There, in enormous barns, proud owners of thoroughbreds and other more humble livestock, exhibit and trade with gusto, unaware of the contempt of the more genteel museum goers downwind.
Not surprisingly, a common ground is reached when the local artist captures the magnificence of these animals (minus their stench!) and creates wonderful horse art - or equestrian art – for the more genteel among you!
I joined the local artists in creating horse art, as a form of protest. I am ashamed to admit that it was actually a formal complaint against the Lord.
During a particularly bleak period of time, I felt ignored at the art shows. Every gallery here shows some form of equestrian art, that seems to garner a lot of admiration. Almost unconsciously, I began to protest one day, by telling Him that it appeared as if the only art that seemed to be selling was horse art!
Despite my resolve that I would only create art at His leading, I found my hands shaping a horse in relief. When I was finished, I felt a smug sense of satisfaction at finally creating a work that would be surely be popular!
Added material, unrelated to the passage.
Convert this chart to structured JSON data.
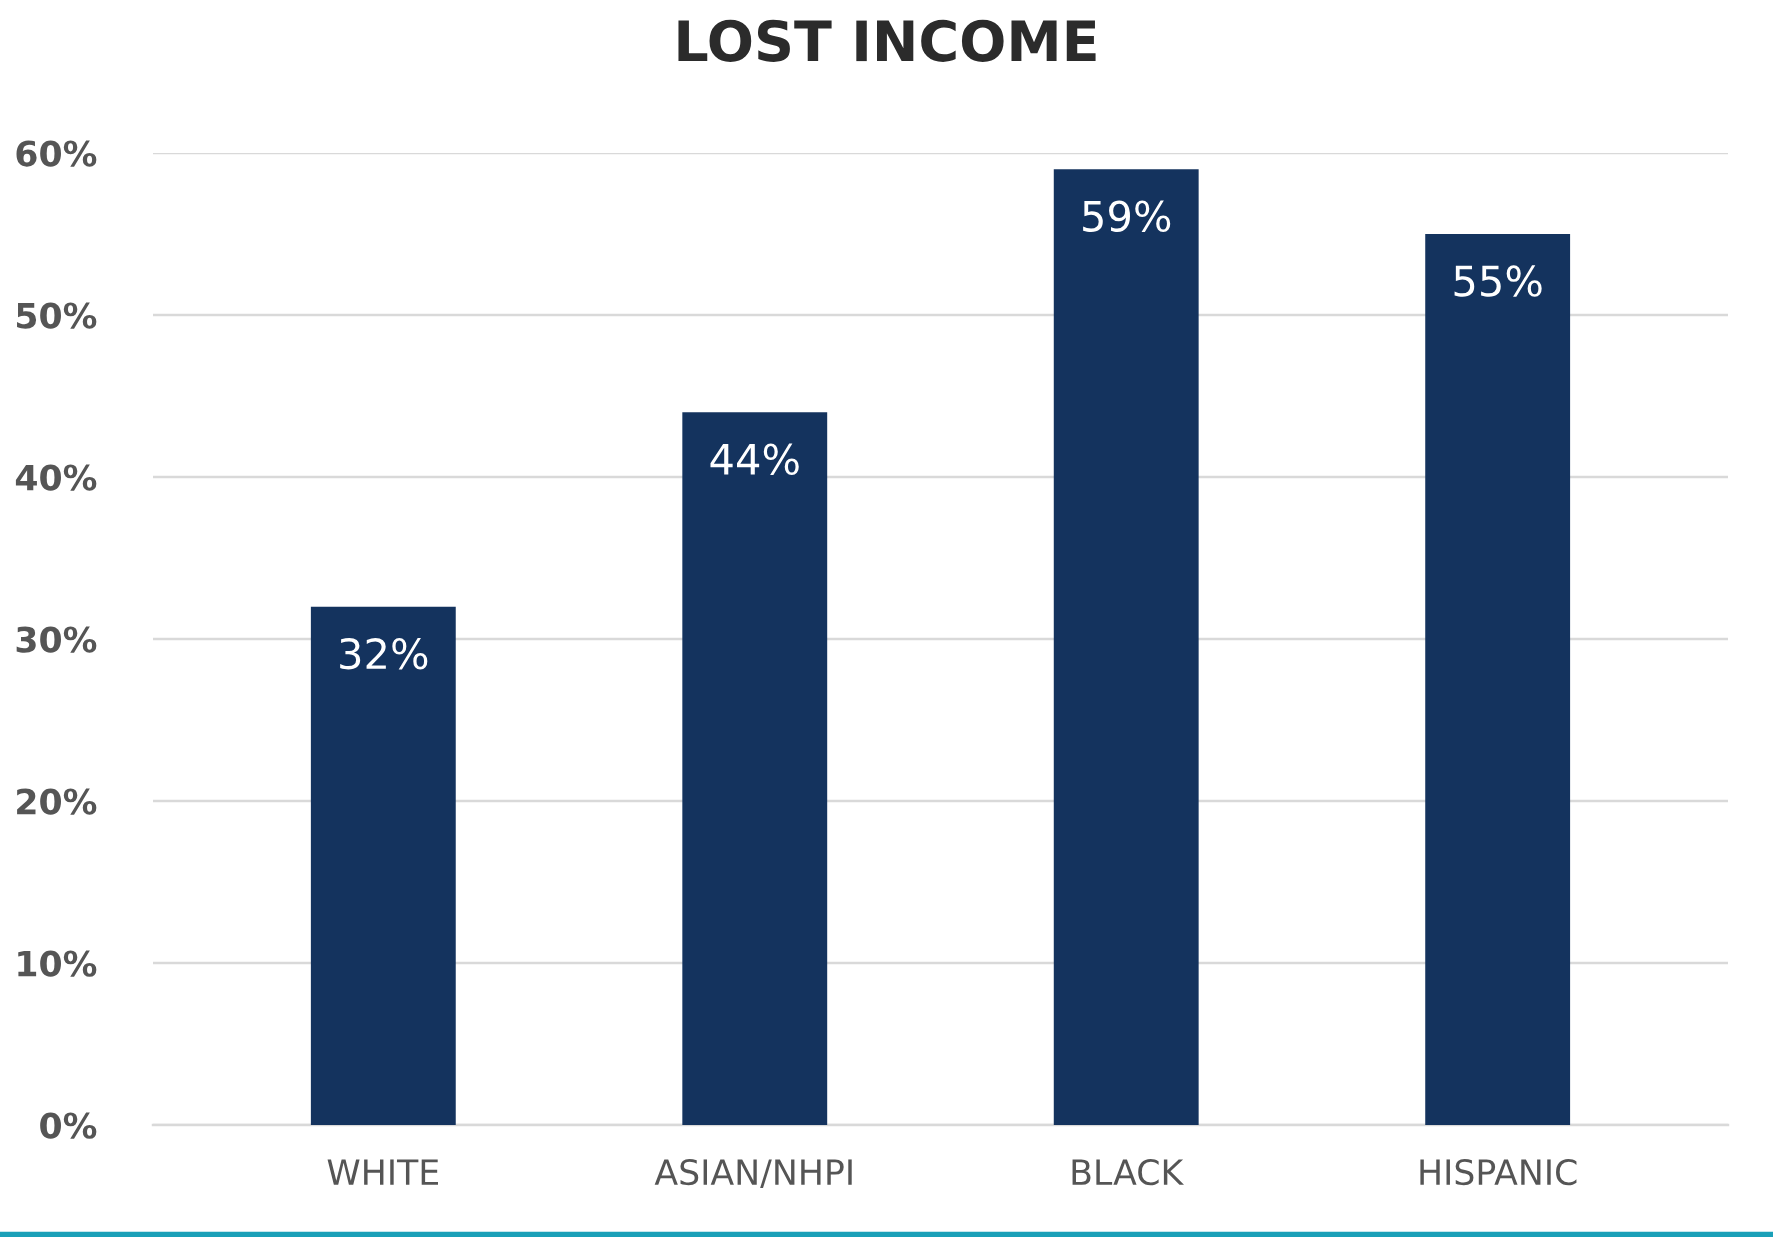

It didn’t last long, because opening the Bible that day, I read, “A horse is a vain hope for deliverance; despite all its great strength it cannot save” Ps 33:17
Ouch! Here I was once again, acting outside of the parameters that I had set for myself, seeking popularity and monetary reward, separate from the my earlier stated objectives!
How grateful I am for the Lord’s gentle disciplinary hand. When I had repented of my rebellion that only He could know of, I felt the liberty of forgiveness and the freedom to create all the horse art I so desired!
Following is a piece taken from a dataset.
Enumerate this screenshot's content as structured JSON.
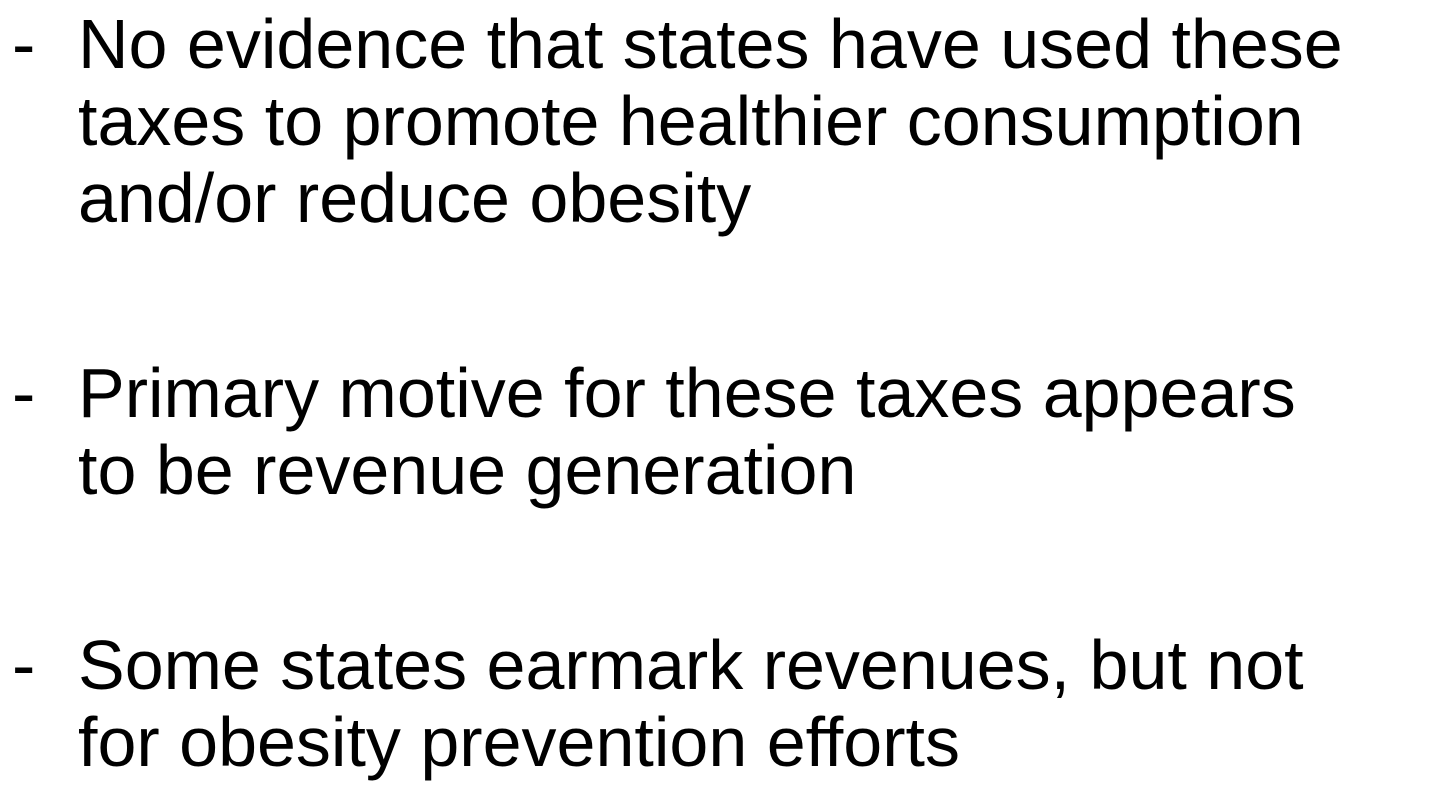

Now I create with the knowledge of who really must be in charge - and a sense of wonder. I create with an awe of the God who understands me so completely. He knows my lofty aspirations and my awfully shallow motives. He knows how selfish and cheap I really am, despite my striving to be otherwise. He is a God who loves me anyway. He is one who truly seems to believe that I can be who I aspire to be, and is kind enough to help me along.
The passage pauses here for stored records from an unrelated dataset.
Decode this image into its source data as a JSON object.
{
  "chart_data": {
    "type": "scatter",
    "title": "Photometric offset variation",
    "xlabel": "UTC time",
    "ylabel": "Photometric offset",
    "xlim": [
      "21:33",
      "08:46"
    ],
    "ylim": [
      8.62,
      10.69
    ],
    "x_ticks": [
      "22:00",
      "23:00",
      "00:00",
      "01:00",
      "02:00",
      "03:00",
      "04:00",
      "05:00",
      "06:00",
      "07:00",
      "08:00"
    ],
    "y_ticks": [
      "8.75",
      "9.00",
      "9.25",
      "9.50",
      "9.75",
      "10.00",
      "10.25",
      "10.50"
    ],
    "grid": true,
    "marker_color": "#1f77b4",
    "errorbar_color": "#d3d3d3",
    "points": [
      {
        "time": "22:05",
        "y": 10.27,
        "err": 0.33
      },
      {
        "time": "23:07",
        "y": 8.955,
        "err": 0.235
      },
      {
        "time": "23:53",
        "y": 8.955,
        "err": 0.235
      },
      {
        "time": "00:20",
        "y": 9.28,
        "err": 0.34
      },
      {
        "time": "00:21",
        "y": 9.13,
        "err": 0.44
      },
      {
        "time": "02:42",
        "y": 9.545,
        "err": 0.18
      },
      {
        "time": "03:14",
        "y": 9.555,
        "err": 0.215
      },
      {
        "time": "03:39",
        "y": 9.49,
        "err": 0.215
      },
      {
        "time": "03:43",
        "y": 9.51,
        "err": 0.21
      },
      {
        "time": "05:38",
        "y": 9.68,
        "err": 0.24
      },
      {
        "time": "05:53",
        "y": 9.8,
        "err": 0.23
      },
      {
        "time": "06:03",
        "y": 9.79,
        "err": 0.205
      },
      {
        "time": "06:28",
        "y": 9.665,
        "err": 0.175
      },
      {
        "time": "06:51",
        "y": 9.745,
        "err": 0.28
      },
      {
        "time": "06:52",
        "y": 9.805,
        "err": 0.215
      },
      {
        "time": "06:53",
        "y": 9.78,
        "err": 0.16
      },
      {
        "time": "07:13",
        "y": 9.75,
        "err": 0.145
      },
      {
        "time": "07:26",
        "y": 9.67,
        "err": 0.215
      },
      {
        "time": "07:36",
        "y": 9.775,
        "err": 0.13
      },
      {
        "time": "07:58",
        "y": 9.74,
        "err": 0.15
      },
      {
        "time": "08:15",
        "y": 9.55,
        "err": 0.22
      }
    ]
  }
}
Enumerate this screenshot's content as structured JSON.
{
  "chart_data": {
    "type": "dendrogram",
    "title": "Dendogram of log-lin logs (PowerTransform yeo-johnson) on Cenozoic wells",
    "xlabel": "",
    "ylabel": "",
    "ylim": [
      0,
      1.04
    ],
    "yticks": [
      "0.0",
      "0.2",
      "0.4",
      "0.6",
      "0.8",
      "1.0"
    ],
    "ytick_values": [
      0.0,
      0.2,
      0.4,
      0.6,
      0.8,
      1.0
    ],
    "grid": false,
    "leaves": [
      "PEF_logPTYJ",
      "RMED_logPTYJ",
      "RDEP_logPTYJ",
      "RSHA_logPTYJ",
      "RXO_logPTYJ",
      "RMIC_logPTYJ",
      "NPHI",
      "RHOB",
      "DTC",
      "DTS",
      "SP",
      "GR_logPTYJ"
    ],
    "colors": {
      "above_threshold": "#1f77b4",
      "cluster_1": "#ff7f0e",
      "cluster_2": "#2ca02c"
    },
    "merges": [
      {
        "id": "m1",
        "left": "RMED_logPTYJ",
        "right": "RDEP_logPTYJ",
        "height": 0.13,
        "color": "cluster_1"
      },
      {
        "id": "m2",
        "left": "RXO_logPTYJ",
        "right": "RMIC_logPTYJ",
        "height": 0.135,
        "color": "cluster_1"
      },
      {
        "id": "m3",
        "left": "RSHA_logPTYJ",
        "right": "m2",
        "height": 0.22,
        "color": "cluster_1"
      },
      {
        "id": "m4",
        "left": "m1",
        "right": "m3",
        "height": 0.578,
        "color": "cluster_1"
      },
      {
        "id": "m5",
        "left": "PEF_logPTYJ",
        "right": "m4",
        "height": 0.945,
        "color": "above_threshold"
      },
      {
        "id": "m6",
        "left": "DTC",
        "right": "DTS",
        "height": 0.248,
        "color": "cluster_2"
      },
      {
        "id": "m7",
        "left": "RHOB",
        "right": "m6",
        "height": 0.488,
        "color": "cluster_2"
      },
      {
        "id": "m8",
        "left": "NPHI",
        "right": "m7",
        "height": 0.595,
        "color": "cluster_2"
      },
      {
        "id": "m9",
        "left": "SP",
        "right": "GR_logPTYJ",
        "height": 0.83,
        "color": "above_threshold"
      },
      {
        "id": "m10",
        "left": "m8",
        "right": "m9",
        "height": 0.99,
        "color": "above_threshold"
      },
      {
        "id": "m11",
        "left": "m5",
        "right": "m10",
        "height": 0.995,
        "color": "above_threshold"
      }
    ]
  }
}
To my delight, I discovered that in the Bible, the horse seems to be frequently used as a symbol of man placing his trust in deliverance in any form, other than in God.
I was not alone – others, besides me, seemed to choose the tangible instead of the unseen! That is why the kings of Israel were cautioned against accumulating horses.
“The king, moreover, must not acquire great numbers of horses for himself or make the people return to Egypt to get more of them, for the Lord has told you, "You are not to go back that way again."” Deut 17:16
I learned a valuable lesson (one that I pray I wont have to relearn many times!) in my first rebellious making of horse art.
I was to trust God alone and refuse to assess success or failure by how others do so.
“His pleasure is not in the strength of the horse, nor his delight in the legs of a man; the Lord delights in those who fear him, who put their hope in his unfailing love.”Ps 147: 10,11 NIV
Today when I create horse art, I am captivated more by the One who created the horse in all its glorious grace and form, than the creature itself.
I pray that you too will take from my lesson in submission, more than just a chuckle of amusement.
May you appreciate, instead, the relevance of the Bible, speaking to the very core of humanity’s issue of striving for independence, apart from God.
He can be trusted as your Father and provider.